Этого не знал тогда никто из живущих в гостинице и не мог знать: разные люди в те времена населяли «Асторию», приходили сюда и уходили отсюда — часто навсегда.
Утром отправляюсь на Невскую Дубровку.
Вот уже несколько суток, не стихая, идут там бои. На Неве, идут бои на Неве.
Бои, от которых зависит судьба Ленинграда.
На левый берег, там, где проходит шоссе Ленинград — Шлиссельбург, где уже не осталось следа от большого поселка рабочих бумажного комбината, где все разбомблено, подожжено с воздуха и артиллерией, фон Лееб, командующий армиями, наступающими на Ленинград, высадил десант. Заняла левый берег дивизия СС, участвовавшая в захвате острова Крит, — ей назначено форсировать Неву, переправиться на правый берег, выйти на соединение с группировкой финских войск, наступающих по направлению к реке Сестре.
Фон Лееб, генерал-фельдмаршал, в тридцать восьмом году оккупировавший Судеты в Чехословакии, в сороковом занявший линию Мажино, торопится: Гитлер дал ему приказ — занять Ленинград 21 июля.
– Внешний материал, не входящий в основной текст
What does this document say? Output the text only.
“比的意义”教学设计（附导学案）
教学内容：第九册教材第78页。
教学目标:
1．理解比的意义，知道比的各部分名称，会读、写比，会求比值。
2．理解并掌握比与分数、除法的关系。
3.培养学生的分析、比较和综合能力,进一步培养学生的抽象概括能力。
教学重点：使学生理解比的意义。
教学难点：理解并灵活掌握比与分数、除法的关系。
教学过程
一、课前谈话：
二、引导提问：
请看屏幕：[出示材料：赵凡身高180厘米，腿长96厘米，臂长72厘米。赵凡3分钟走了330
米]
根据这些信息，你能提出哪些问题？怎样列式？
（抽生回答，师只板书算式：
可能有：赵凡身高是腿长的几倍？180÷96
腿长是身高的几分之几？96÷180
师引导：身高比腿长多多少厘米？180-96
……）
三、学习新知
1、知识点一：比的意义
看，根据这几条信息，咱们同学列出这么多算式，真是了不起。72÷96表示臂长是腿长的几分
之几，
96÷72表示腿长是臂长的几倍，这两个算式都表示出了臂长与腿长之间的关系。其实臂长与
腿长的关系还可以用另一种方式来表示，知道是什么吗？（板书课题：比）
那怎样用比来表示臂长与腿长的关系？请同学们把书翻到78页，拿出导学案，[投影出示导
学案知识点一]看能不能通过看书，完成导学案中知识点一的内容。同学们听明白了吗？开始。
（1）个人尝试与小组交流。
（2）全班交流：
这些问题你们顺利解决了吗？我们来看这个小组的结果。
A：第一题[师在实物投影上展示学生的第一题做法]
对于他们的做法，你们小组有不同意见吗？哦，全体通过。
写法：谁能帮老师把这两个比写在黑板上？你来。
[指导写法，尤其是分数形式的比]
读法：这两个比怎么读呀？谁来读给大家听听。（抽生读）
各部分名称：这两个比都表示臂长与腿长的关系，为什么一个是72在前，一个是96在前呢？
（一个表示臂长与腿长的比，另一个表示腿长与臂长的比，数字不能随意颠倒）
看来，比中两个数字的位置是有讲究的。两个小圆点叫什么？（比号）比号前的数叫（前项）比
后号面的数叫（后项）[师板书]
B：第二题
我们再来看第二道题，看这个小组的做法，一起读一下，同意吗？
Сейчас уже сентябрь. 9 сентября критская дивизия сделала попытку переправиться на правый берег Невы — моряки, истребительные отряды кол-пинских рабочих, бойцы сто пятнадцатой дивизии отбили атаку.
Части сто пятнадцатой дивизии контратаковали немцев и сами форсировали Неву.
Далось не просто, не сразу и немалой кровью.
Несколько раз до того пытались переправиться на левый берег — неудачно. Тогда выбрали этот участок — у Невской Дубровки.
Собирали по округе рыбачьи лодки, строили бревенчатые понтоны, прятали их в дачных домиках и, наконец, ночью без артиллерийской подготовки (чтобы не вспугнуть немцев и не дать обнаружить себя раньше времени) начали переправу.